Vor der Revolution im Dezember 1989 in Rumänien kamen insgesamt 242.326 Deutsche aus Rumänien nach Deutschland, davon etwa die Hälfte Siebenbürger Sachsen. Die Zurückgebliebenen sind einsam. Verwandte, Freunde, Nachbarn sind weg. Kindergärten und Schulen mussten wegen Schülermangels geschlossen werden. Als der Diktator abgesetzt wurde, lebten in Rumänien nur 96.000 Siebenbürger Sachsen. Nach der Öffnung der Grenzen gab es kein Halten mehr. Innerhalb kurzer Zeit verblieben nur 25.000 Sachsen in der Heimat. Sie verteilen sich auf 266 Städte und Gemeinden. Darunter sind 67 mit 20 bis 50 und 64 mit weniger als 20 Mitgliedern in der lutherischen Gemeinde. Die Kirche und das 1989 gegründete Demokratische Forum der Deutschen in Rumänien sorgen für Verbundenheit. Das Forum ist im neuen rumänischen Parlament vertreten und wird von der deutschen Regierung unterstützt. Sie hatte vor allem in den Schulen wirtschaftliche und kulturelle Maßnahmen eingeleitet, um die deutsche Bevölkerung zu stabilisieren. Die Mehrheit der Jugendlichen hat jedoch das Land verlassen. Kulturelle Aktivitäten finden bei den 55- bis 70-Jährigen in Siebenbürgen statt.

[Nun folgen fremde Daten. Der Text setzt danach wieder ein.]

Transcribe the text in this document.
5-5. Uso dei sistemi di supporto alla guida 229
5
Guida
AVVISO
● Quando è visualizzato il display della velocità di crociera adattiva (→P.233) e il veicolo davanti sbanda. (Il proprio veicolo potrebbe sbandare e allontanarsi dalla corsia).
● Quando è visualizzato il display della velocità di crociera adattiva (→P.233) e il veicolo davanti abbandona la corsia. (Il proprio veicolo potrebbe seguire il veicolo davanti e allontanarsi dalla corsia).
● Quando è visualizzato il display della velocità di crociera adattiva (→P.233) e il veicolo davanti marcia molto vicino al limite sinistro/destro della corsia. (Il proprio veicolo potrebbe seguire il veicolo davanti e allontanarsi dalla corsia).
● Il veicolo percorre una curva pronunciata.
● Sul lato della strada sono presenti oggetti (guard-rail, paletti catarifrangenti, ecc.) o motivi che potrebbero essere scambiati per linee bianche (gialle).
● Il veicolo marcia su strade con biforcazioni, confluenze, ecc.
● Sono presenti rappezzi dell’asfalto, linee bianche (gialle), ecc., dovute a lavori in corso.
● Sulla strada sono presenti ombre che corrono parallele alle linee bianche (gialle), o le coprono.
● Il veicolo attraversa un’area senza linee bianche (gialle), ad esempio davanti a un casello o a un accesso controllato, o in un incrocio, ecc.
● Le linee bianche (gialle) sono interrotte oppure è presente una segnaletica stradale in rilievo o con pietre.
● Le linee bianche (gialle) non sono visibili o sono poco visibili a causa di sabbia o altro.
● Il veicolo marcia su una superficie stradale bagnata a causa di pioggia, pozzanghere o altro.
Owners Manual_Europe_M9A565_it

Ein "Finis Saxoniae" ist absehbar.

In Deutschland streben die Auswanderer nach Integration. Sie drücken den Wunsch aus, als Deutsche unter Deutschen zu leben. Die relativ guten Kenntnisse der deutschen Sprache und eine gute Ausbildung ermöglichen einen reibungslosen Übergang. Die oben erwähnten Identitätsfragen sind marginal. Innerhalb kurzer Zeit werden sie deutsche Staatsbürger und sind nicht selten sehr erfolgreich. In der Sehnsucht nach alter Geborgenheit und einer vertrauten und verständlichen Gemeinschaft wenden sich die meist älteren Siebenbürger Sachsen an entsprechende Kultur- und Heimatvereine. Die Jüngeren gewöhnen sich schnell an den Alltag und sind nicht von einheimischen Landsleuten zu unterscheiden. Die Verbindung zur Heimat ihrer Vorfahren ist im besten Fall das Interesse an ihrem Erbe und ihrer Geschichte und die Suche nach ihren Wurzeln. Die Integration ist jedoch mit der Identifikation mit der Vergangenheit verbunden. Dies zeigt sich im anhaltenden Interesse an Geschichte und Kultur der Heimat. Auch einschlägige Geschichtsbücher und bevorzugte Aufsätze mit dem Fach Siebenbürgen in Schule oder Universität zeugen von dieser Assoziation. Wird damit die Fortsetzung der Geschichte der Siebenbürger Sachsen gewährleistet? Es wird wohl ein Kapitel im erweiterten deutschen Geschichtsbuch bleiben mit Schlagworten wie "Kirchenfestung", "Vermittler zwischen Ost und West", "Wunsch nach Freiheit" oder "Zahlreich, nie eine Nation, und doch fast identitätserhaltend" neun Jahrhunderte unter wechselnden Herrschern und Regierungen".